By contrast, there has been little research—and even fewer tools—to quantify the impact of cumulative, interactive exposures to multiple pollutants on public health, or to determine which generating plants are affected by energy efficiency and renewable energy programs. Assessment of the energy savings benefits of these programs is reasonably well developed, but far less so in terms of emissions reduction benefits.
Progress marches on
Although certainly real, the barriers to adopting E-Merge as described in this post can be addressed and overcome. Concerning institutional and structural barriers, the rate of change in the power sector today should already cause regulators to question their adherence to what are still largely 19th century business models.
Wind and solar costs have declined 58 to 78 percent since 2008, and are expected to continue declining. Increased natural gas supplies have led coal generation to significantly decrease, and the closure of several nuclear plants has recently been announced. On the demand side, 17 states now achieve electric end-use efficiency savings of 1 percent or more per year, according to a recent ACEEE report (page 21), and battery storage is moving from a niche to a mainstream technology.
Finally, vehicle electrification is rapidly accelerating. This is good news, because transport sector emissions will decrease. But it does provoke concern about what resources will be used to charge electric vehicles, and during what times of the day or week? These changes alone should motivate serious collaboration between air and energy regulators and spur mutual planning exercises.

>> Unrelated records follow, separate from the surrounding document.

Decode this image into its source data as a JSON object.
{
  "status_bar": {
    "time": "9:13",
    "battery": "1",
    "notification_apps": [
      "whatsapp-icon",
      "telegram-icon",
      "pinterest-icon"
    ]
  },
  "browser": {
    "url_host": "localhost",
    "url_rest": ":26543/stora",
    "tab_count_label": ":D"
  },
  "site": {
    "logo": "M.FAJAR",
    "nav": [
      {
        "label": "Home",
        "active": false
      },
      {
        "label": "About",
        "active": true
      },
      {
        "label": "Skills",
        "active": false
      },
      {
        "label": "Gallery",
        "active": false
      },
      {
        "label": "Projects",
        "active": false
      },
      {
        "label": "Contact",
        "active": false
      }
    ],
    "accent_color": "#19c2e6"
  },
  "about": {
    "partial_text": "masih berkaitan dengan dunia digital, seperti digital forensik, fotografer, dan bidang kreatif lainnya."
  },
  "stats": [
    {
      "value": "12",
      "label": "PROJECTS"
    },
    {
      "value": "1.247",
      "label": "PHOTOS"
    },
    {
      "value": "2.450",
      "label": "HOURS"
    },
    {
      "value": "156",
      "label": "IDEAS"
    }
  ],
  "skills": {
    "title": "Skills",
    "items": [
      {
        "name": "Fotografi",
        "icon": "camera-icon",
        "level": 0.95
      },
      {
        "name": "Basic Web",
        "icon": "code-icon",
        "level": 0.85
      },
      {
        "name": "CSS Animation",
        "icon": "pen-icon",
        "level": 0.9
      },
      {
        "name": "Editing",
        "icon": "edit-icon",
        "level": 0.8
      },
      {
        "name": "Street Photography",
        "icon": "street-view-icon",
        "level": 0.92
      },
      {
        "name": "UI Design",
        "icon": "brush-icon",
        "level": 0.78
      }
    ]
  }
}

The bottom line is that energy and air quality planning practices must keep up with scientific and technology developments. Unless they do, regulators could find themselves unable to fulfill their missions and, perhaps in some cases, even find their roles obsolete.
As to the technical barriers, it’s important to remember that all assessment techniques and models have some degree of imprecision. Air quality and energy regulators are familiar with the uncertainties associated with modeling, and they build in margins of error or safety to ensure that air quality is improved and the lights stay on. As experience with models is gained, their relative accuracy and precision improves. The same process of continuous refinement and improvement will occur regarding the kinds of modeling and assessment we recommend in E-Merge. In the meantime, however, E-Merge can be applied today, rather than allowing the perfect to become the enemy of the good.
As a new concept, the uptake of E-Merge has been limited to date. However, there are examples globally where similar principles and practices have been adopted. Our final post in the “Retooling Regulation” series will highlight such examples and recommend ways for them to gain broader acceptance and use.